Background: Data reporting sexually transmitted infection (STI) incidence rates among HIV-negative US MSM are lacking. In addition, it is difficult to analyze the effect of STI on HIV acquisition given sexual risk behaviors confound the relationship between bacterial STIs and incident HIV. Methods: The InvolveMENt study was a longitudinal cohort of black and white HIV-negative, sexually active MSM in Atlanta who underwent routine screening for STI and HIV and completed behavioral questionnaires. Age-adjusted incidence rates were calculated for urethral and retal Chlamydia (CT), gonorrhea (GC), and for syphilis, stratified by race.

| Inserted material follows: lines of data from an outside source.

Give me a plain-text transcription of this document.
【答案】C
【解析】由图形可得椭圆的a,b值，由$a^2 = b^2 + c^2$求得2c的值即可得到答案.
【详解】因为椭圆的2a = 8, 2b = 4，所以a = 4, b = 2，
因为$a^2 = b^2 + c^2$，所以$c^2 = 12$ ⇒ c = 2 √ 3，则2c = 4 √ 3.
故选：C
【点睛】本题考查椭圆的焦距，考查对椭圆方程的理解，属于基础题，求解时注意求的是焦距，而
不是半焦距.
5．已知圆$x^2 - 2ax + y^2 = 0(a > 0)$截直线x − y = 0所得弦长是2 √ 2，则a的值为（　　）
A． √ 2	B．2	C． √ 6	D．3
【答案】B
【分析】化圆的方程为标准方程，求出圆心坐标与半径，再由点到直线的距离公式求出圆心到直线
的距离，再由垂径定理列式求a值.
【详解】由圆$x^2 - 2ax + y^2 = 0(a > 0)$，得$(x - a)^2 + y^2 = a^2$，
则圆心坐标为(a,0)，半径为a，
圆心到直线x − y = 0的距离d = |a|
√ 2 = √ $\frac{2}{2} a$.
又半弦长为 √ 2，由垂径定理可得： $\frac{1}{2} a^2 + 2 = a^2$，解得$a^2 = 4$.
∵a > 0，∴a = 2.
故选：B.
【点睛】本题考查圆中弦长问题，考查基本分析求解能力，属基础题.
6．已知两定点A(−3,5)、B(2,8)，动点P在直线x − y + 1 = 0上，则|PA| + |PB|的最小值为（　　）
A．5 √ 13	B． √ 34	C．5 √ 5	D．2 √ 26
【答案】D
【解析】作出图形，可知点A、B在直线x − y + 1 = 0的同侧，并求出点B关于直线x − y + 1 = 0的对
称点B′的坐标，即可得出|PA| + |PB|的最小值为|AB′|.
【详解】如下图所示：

Propensity-score weighted Cox proportional hazards models were used to estimate the effect of STI on HIV incidence and calculate the population attributable fraction (PAF) for STI. Results: We included 562 HIV-negative MSM with 843 person-years of follow-up in this analysis. High incidence rates were documented for all STIs, particularly among black MSM. Having a rectal STI was significantly associated with subsequent HIV incidence in adjusted analyses (aHR 2.7; 95% CI 1.2, 6.4) that controlled for behavioral risk factors associated with STI and HIV using propensity score weights. The PAF for rectal STI was 14.6 (95% CI 6.8, 31.4). Conclusions: High incidence of STIs among Atlanta MSM and the association of rectal STI with HIV acquisition after controlling for behavioral risk underscore the importance of routine screening and treatment for STIs among sexually active MSM. Our data support targeting intensive HIV prevention interventions, such as PrEP, for Atlanta MSM diagnosed with rectal STIs.